ValueError: Mismatching shapes in pointwise assignment. For intrinsically vector-/tensor-valued spaces make sure you're not using shaped Constants or literals.

[ksagiyam]

I think you meant to do:

Ekk = fd.assemble(( 0.5*(phi_new.dx(0)**2 + phi_new.dx(1)**2) )* fd.dx)

instead of:

Ekk = fd.assemble(( 0.5*(phi_new.dx(0)**2 + phi_new.dx(1)**2) )* dx)

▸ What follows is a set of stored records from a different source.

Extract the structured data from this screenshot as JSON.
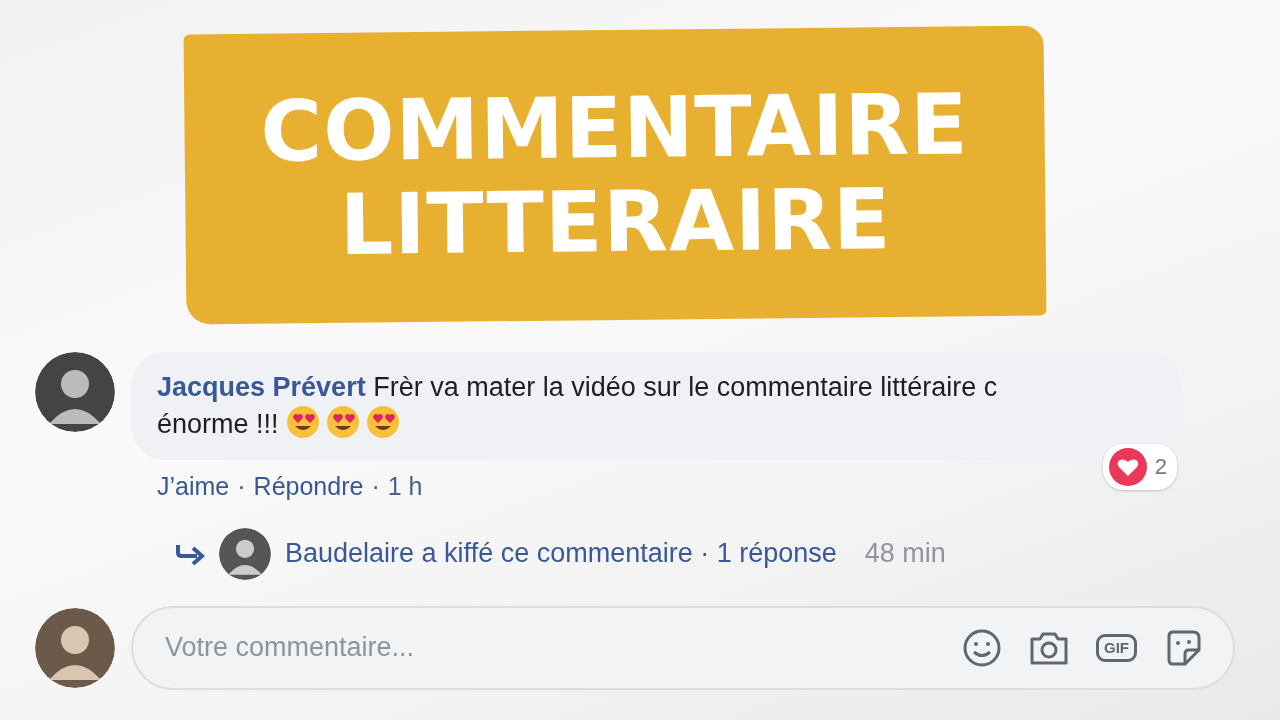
{
  "title": {
    "lines": [
      "COMMENTAIRE",
      "LITTERAIRE"
    ]
  },
  "comment": {
    "author": "Jacques Prévert",
    "text": "Frèr va mater la vidéo sur le commentaire littéraire c énorme !!!",
    "emojis": [
      {
        "kind": "heart-eyes"
      },
      {
        "kind": "heart-eyes"
      },
      {
        "kind": "heart-eyes"
      }
    ],
    "reaction_count": "2",
    "separator": "·",
    "actions": [
      {
        "label": "J’aime",
        "kind": "link"
      },
      {
        "label": "Répondre",
        "kind": "link"
      },
      {
        "label": "1 h",
        "kind": "time"
      }
    ]
  },
  "reply": {
    "text": "Baudelaire a kiffé ce commentaire · 1 réponse",
    "time": "48 min"
  },
  "composer": {
    "placeholder": "Votre commentaire...",
    "gif_label": "GIF"
  }
}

as you defined dx = 1 / n earlier.

The minimal failing example (MFE) we could have made in this case is:

import firedrake as fd

n = 10
mesh = fd.UnitSquareMesh(n, n)
dx= 1 / n
V = fd.FunctionSpace(mesh, "CG", 1)
u = fd.Function(V)
fd.assemble(u.dx(0) * dx)

(though in this case we would have noticed that something was wrong with dx in the process of making the MFE).

[Wajiha11]

Hi Ksagiyam, Indeed it was the problem. thank you!